Los interesados recibieron pruebas de calidad y certificados de garantía, pero
nadie pudo escoger. Las mujeres, según el comerciante, eran de veinticuatro
quilates. Todas rubias y todas circasianas. Y más que rubias, doradas como
candeleros.
Al
ver la adquisición de su vecino, los hombres corrían desaforados en pos del
traficante.
Muchos,
quedaron arruinados. Sólo un recién casado pudo hacer cambio a la par. Su
esposa estaba flamante y no desmerecía ante ninguna de las extranjeras. Pero no
era tan rubia como ellas.
Yo me quedé temblando detrás de la ventana, al paso de un carro suntuoso. Recostada entre almohadones y cortinas, una mujer que parecía un leopardo me miró deslumbrante, como desde un bloque de topacio. Presa de aquel contagioso frenesí, estuve a punto de estrellarme contra los vidrios. Avergonzado, me aparté de la ventana y volví el rostro para mirar a Sofía.
Ella
estaba tranquila, bordando sobre un nuevo mantel las iniciales de costumbre.
Ajena al tumulto, ensartó la aguja con sus dedos seguros.
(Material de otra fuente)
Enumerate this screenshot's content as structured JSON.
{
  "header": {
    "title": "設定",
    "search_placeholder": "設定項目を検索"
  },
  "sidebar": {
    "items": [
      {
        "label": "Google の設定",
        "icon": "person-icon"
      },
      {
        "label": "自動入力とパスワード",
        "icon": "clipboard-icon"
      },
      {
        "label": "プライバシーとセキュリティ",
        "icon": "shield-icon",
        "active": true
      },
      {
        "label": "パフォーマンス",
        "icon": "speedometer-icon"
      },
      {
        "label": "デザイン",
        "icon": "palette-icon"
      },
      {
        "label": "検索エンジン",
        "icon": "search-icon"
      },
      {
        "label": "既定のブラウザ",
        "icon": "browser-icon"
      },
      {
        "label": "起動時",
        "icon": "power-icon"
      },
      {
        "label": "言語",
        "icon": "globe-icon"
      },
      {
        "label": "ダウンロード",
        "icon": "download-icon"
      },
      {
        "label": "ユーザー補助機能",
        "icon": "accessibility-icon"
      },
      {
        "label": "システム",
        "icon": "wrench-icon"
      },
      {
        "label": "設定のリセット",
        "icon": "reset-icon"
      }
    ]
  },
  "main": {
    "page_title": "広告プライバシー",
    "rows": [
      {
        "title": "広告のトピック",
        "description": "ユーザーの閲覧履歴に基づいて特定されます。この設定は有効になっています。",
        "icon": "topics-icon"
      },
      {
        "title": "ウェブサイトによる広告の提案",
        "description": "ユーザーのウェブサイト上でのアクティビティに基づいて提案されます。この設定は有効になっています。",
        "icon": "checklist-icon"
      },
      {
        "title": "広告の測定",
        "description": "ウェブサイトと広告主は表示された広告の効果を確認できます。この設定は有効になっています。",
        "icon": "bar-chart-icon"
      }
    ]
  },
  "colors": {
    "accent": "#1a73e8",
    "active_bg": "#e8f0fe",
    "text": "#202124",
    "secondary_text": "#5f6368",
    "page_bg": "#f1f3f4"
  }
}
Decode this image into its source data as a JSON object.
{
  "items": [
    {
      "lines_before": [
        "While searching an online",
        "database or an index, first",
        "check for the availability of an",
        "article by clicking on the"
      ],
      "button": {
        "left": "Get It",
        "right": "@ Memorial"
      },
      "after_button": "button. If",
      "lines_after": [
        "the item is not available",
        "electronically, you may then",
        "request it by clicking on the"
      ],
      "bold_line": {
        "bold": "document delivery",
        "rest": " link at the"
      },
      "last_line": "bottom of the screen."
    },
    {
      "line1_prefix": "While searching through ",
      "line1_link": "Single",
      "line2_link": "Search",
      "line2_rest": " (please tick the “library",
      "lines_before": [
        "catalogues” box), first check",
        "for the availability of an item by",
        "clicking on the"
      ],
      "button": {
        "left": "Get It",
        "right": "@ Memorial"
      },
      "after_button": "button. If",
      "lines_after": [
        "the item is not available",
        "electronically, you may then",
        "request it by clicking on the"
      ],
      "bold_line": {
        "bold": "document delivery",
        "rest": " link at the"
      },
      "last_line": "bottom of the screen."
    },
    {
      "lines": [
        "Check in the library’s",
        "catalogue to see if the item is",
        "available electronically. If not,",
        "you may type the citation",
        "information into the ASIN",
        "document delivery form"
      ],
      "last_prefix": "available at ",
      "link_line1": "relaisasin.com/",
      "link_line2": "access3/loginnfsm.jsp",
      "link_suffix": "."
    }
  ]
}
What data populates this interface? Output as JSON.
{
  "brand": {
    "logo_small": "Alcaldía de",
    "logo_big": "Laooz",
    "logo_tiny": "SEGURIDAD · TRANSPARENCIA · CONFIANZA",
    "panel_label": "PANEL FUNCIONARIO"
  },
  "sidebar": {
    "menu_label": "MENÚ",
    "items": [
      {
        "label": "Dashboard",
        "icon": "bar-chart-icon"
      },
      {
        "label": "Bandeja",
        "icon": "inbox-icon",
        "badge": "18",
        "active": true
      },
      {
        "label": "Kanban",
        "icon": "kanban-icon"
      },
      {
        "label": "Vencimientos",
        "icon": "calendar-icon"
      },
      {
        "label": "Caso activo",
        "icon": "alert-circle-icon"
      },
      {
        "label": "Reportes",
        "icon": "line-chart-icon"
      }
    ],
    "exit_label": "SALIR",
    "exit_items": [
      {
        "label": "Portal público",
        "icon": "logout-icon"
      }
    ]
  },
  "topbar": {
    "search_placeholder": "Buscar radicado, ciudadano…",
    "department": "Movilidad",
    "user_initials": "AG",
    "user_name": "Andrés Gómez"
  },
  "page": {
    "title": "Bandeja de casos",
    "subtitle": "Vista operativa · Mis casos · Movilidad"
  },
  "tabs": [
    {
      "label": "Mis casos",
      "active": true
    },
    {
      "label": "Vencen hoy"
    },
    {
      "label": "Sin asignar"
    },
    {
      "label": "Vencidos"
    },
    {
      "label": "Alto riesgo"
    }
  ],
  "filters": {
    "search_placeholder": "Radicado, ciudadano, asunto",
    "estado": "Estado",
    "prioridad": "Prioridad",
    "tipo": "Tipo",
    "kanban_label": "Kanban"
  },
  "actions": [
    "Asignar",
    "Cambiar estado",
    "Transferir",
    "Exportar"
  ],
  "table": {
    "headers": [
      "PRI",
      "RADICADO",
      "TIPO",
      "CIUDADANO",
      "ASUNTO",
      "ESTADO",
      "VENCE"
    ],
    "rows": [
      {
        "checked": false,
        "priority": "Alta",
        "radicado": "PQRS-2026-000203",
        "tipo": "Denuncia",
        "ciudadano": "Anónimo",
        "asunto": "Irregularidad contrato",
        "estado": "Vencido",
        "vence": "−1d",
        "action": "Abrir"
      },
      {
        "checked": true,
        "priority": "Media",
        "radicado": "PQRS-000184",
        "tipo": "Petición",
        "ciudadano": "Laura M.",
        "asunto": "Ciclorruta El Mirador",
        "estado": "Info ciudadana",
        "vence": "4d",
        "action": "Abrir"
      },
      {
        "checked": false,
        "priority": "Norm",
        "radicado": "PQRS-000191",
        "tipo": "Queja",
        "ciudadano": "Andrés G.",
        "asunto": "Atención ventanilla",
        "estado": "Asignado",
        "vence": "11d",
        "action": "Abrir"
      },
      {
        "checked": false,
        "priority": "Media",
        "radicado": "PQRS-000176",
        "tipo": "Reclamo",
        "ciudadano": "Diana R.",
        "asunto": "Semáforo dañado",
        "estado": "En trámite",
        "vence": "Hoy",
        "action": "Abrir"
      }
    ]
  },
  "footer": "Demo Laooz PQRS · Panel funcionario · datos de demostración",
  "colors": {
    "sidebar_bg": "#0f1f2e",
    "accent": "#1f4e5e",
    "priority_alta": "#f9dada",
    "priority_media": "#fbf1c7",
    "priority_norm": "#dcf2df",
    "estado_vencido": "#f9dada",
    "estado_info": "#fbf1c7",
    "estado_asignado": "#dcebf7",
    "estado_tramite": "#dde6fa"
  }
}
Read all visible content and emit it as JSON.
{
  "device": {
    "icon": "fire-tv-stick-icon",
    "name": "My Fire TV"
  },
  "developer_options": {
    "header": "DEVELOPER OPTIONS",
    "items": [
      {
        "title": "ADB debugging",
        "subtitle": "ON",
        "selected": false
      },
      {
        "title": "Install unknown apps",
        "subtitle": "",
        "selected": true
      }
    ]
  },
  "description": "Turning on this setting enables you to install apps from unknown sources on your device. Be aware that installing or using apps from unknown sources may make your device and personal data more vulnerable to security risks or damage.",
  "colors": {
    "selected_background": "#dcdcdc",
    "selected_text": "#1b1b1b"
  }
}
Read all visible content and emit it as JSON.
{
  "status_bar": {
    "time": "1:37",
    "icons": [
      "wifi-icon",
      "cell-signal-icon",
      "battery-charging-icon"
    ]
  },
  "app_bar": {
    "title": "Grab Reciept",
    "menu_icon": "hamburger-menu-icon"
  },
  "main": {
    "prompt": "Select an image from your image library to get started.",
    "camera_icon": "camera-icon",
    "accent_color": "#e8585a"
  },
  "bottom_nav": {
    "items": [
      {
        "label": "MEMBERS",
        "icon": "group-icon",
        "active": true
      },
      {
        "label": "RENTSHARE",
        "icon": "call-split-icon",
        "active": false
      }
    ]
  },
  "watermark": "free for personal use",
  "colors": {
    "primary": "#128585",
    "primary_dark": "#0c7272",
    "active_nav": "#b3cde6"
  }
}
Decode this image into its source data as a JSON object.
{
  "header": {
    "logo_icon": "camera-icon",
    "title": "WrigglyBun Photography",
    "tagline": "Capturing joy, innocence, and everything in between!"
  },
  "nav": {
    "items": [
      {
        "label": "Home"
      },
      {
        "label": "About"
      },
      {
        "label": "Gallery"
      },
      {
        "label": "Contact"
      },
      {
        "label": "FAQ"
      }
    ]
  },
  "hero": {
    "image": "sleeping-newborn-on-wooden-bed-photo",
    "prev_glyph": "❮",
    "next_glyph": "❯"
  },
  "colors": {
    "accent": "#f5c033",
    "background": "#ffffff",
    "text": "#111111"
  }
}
Sólo yo que la
conozco podía advertir su tenue, imperceptible palidez. Al final de la calle,
el mercader lanzó por último la turbadora proclama: "¡Cambio
esposas viejas por nuevas!". Pero yo me quedé con los pies clavados en el
suelo, cerrando los oídos a la oportunidad definitiva. Afuera, el pueblo
respiraba una atmósfera de escándalo.
Sofía
y yo cenamos sin decir una palabra, incapaces de cualquier comentario.
-¿Por
qué no me cambiaste por otra?- me dijo al fin, llevándose los platos.
No pude contestarle, y los dos caímos más
hondo en el vacío. Nos acostamos temprano, pero no podíamos dormir. Separados
y silenciosos, esa noche hicimos un papel de convidados de piedra.
Desde entonces vivimos en una pequeña
isla desierta, rodeados por la felicidad tempestuosa. El pueblo parecía un
gallinero infestado de pavos reales. Indolentes y voluptuosas, las mujeres
pasaban todo el día echadas en la cama. Surgían al atardecer, resplandecientes
a los rayos del sol, como sedosas banderas amarillas.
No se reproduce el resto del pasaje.